The International Monetary Fund published its World Economic Outlook report today and its findings are direct.
"In short, the worst is yet to come," the outlook predicts. "For many people, 2023 will feel like a recession."
The report comes on the heels of the U.S. Federal Reserve raising interest rates in late September.
"It's devastating," said Wake County retiree Kate Whitlock. "I'll probably cry on my way home. It's kind of something you just have to let out before you get home," she said as she left BJ's Wholesale Club. In an effort to stretch her money, Whitlock makes her grandson's baby food and his clothes. "Find out how much you're spending before you get to the register because you'll put stuff back," she added.
The IMF is basing their outlook on monetary policy's response around the world to continued inflation, the impact of the war in Ukraine, and pandemic-related lockdowns and supply chain disruptions, perhaps most notably in China.
Additionally, the IMF is predicting global growth to be just 2.7% in 2023, down from what forecasters predicted in July, and from the 6% that was witnessed in 2021.
"I hope I've planned well," said retired field engineer Lane Rushing. "I do have some worries. We're on fixed incomes. So every time there's a price increase with the gas or the groceries or whatever, it usually hits us a lot harder than someone who is out there working every day."
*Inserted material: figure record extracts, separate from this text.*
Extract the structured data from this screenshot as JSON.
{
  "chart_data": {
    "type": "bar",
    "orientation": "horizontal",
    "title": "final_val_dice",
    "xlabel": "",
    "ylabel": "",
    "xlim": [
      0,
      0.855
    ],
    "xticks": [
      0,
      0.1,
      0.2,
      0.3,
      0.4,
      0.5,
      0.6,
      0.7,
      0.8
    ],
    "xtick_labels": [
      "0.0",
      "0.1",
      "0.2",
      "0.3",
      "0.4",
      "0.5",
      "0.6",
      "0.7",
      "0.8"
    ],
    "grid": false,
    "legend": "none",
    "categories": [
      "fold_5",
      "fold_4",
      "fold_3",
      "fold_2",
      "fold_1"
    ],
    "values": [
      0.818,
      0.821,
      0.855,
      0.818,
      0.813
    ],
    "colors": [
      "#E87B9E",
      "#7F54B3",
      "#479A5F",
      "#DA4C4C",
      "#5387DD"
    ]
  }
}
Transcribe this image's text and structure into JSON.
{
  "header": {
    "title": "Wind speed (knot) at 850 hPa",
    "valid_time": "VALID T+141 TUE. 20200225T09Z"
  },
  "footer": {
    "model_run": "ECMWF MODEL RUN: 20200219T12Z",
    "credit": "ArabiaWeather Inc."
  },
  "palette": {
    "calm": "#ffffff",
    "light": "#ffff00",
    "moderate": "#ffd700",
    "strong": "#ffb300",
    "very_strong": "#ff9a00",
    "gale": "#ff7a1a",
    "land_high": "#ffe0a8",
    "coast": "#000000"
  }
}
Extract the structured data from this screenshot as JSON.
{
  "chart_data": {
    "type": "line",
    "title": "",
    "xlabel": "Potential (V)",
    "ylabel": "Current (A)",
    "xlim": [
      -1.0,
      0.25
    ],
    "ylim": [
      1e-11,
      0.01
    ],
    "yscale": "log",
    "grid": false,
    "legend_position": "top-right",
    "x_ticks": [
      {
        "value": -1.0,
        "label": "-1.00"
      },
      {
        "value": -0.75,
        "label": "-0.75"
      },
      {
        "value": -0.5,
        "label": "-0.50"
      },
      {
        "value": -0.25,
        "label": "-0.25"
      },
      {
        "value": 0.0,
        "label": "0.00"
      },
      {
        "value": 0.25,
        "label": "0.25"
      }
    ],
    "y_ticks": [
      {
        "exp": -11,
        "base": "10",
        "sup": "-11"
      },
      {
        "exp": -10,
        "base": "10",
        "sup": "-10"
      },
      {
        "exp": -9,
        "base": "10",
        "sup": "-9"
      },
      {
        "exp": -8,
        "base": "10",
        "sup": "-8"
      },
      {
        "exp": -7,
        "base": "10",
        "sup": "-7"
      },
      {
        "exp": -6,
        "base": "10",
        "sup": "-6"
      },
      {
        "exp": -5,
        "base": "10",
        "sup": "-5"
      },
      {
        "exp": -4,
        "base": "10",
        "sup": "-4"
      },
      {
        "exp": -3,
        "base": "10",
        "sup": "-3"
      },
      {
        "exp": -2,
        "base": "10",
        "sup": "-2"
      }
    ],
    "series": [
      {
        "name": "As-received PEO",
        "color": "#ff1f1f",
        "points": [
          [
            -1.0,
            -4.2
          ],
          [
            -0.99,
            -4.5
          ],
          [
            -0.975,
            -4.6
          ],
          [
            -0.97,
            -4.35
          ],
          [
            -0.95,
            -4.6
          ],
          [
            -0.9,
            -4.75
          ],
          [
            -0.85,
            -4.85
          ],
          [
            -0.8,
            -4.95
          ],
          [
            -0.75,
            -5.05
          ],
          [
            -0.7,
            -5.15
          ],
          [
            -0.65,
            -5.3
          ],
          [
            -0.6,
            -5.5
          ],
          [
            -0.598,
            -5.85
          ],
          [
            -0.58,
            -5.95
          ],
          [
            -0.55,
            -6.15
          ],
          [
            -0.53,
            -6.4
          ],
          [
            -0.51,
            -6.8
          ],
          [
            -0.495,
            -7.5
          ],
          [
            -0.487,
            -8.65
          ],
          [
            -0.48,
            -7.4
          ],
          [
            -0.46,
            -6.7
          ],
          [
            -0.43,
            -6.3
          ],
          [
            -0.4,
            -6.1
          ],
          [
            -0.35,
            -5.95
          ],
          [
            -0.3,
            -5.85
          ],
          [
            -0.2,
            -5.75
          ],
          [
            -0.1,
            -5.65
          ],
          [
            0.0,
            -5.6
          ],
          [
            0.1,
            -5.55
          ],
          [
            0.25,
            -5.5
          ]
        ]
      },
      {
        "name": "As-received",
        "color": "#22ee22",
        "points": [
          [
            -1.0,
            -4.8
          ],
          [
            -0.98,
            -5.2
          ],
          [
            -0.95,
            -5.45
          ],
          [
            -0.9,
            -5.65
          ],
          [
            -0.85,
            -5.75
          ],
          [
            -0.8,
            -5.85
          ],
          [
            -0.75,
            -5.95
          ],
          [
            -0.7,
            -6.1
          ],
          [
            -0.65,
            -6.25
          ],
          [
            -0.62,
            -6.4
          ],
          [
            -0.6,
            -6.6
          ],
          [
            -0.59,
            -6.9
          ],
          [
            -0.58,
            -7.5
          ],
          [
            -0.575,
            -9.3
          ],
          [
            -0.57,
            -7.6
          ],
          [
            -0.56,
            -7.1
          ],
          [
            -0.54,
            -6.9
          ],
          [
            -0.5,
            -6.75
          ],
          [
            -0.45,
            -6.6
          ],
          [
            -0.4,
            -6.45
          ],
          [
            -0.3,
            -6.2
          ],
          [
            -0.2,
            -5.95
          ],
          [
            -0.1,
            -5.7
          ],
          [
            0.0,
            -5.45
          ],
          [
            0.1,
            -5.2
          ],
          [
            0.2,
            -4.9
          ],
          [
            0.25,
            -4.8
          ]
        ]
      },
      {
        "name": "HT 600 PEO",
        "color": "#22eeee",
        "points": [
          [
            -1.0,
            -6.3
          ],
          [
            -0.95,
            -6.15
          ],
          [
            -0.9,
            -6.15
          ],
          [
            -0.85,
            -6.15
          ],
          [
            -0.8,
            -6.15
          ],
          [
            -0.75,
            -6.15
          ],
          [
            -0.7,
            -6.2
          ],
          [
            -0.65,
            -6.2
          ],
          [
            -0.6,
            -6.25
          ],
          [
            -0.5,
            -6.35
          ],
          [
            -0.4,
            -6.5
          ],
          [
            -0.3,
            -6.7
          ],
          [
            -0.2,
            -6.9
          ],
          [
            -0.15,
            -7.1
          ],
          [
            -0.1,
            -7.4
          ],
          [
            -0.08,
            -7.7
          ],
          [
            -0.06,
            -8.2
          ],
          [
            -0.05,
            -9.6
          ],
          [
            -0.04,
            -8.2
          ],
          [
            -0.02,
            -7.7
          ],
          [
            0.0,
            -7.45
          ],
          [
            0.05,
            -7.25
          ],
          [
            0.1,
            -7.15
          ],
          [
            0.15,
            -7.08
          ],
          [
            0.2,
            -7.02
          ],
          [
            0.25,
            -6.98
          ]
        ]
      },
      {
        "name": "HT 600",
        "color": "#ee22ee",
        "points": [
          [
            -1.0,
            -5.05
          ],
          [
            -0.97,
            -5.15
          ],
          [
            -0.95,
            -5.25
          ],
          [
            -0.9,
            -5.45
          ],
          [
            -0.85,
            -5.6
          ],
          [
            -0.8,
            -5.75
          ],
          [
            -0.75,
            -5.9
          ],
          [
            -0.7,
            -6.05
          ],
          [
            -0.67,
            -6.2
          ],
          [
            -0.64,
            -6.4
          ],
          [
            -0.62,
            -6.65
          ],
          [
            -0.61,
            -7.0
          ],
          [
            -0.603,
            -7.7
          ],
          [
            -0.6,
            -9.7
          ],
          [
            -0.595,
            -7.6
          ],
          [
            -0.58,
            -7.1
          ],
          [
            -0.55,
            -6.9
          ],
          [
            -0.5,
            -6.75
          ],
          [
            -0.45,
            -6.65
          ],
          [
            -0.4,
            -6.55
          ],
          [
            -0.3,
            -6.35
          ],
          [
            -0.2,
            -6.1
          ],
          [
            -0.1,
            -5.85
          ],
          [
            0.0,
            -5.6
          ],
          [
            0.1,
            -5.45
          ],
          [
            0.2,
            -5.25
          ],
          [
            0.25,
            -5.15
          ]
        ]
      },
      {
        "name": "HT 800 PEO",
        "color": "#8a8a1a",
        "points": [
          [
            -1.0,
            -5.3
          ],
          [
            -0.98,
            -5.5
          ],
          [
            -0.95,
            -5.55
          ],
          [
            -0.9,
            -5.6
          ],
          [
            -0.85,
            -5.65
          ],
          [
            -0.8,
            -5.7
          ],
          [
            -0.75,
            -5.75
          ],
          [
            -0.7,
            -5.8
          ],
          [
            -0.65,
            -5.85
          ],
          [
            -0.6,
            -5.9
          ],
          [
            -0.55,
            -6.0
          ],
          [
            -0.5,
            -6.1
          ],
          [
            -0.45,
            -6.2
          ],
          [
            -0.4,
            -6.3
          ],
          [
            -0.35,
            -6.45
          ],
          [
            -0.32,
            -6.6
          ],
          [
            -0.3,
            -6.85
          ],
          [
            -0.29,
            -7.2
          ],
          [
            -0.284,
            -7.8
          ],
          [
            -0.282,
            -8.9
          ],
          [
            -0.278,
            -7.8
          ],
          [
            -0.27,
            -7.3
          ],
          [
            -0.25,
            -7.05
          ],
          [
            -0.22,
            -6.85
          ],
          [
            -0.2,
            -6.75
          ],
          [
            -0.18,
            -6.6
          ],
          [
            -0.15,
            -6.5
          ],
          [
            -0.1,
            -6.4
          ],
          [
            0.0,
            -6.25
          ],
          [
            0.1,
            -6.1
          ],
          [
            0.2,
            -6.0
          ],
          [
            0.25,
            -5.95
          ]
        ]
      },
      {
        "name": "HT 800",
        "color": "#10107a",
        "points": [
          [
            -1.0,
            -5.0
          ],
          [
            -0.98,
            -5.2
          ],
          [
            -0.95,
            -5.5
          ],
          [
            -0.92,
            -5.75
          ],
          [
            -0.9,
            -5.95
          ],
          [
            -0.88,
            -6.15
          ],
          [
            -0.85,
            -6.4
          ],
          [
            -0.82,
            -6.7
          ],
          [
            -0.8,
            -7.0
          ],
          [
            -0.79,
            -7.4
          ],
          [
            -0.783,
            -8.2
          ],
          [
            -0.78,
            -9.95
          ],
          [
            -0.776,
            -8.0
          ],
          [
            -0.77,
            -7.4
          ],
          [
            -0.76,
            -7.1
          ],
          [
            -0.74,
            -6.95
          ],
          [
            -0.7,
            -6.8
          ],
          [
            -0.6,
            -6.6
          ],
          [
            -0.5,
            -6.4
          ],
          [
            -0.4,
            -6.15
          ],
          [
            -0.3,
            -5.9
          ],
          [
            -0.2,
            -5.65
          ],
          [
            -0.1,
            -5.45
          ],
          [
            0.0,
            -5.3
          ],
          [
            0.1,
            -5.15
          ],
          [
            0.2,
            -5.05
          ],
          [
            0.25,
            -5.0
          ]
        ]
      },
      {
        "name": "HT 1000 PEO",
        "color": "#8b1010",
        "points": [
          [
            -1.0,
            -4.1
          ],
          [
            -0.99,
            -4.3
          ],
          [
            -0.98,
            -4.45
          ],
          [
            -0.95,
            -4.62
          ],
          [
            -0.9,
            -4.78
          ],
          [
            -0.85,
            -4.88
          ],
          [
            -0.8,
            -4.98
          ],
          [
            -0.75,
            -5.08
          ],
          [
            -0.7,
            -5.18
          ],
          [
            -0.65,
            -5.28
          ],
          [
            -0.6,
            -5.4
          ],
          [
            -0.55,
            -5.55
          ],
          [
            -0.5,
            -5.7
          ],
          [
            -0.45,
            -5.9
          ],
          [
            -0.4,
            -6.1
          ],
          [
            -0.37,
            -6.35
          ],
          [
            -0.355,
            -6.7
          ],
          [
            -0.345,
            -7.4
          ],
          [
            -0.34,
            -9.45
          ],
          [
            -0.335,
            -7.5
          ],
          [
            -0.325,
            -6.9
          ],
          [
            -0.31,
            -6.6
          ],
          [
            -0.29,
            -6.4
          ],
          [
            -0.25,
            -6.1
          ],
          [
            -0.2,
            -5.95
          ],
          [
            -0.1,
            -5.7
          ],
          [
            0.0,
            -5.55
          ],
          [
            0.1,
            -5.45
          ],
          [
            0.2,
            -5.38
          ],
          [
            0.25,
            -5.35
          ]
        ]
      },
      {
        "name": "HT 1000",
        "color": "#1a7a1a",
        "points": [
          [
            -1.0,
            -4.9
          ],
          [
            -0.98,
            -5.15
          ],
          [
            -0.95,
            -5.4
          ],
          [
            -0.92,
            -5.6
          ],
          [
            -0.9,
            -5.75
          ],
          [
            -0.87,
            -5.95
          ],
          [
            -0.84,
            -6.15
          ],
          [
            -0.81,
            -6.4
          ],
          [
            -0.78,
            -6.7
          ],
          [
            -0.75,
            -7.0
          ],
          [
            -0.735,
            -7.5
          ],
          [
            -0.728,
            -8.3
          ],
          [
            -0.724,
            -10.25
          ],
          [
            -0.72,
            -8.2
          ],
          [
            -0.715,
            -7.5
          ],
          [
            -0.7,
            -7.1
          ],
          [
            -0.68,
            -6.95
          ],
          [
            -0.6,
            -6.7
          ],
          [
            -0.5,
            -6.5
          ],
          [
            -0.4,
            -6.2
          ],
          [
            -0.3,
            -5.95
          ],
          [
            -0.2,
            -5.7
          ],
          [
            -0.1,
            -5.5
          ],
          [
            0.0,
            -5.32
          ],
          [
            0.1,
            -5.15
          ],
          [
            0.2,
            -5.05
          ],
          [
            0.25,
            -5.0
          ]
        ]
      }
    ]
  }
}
"Cut back on everything you can," his wife added.
North Carolina Central University business professor, Kofi Amoateng, suggests North Carolinians consider the language in the International Monetary Fund's outlook.
"There are so many assumptions. And so many assumptions may not come true. They're relative," said Amoateng in an interview with ABC11. "So predictions are not a reality. They are predicting."
Further, Amoateng said inflation affects the rich and the poor, but more so the poor. His suggestion to Americans and North Carolinians is to make sure they have money in their savings account, hold onto a job if you currently have one, and cut back on spending as we approach Black Friday and Christmas.
"It's OK to be generous, but not too generous," said Amoateng.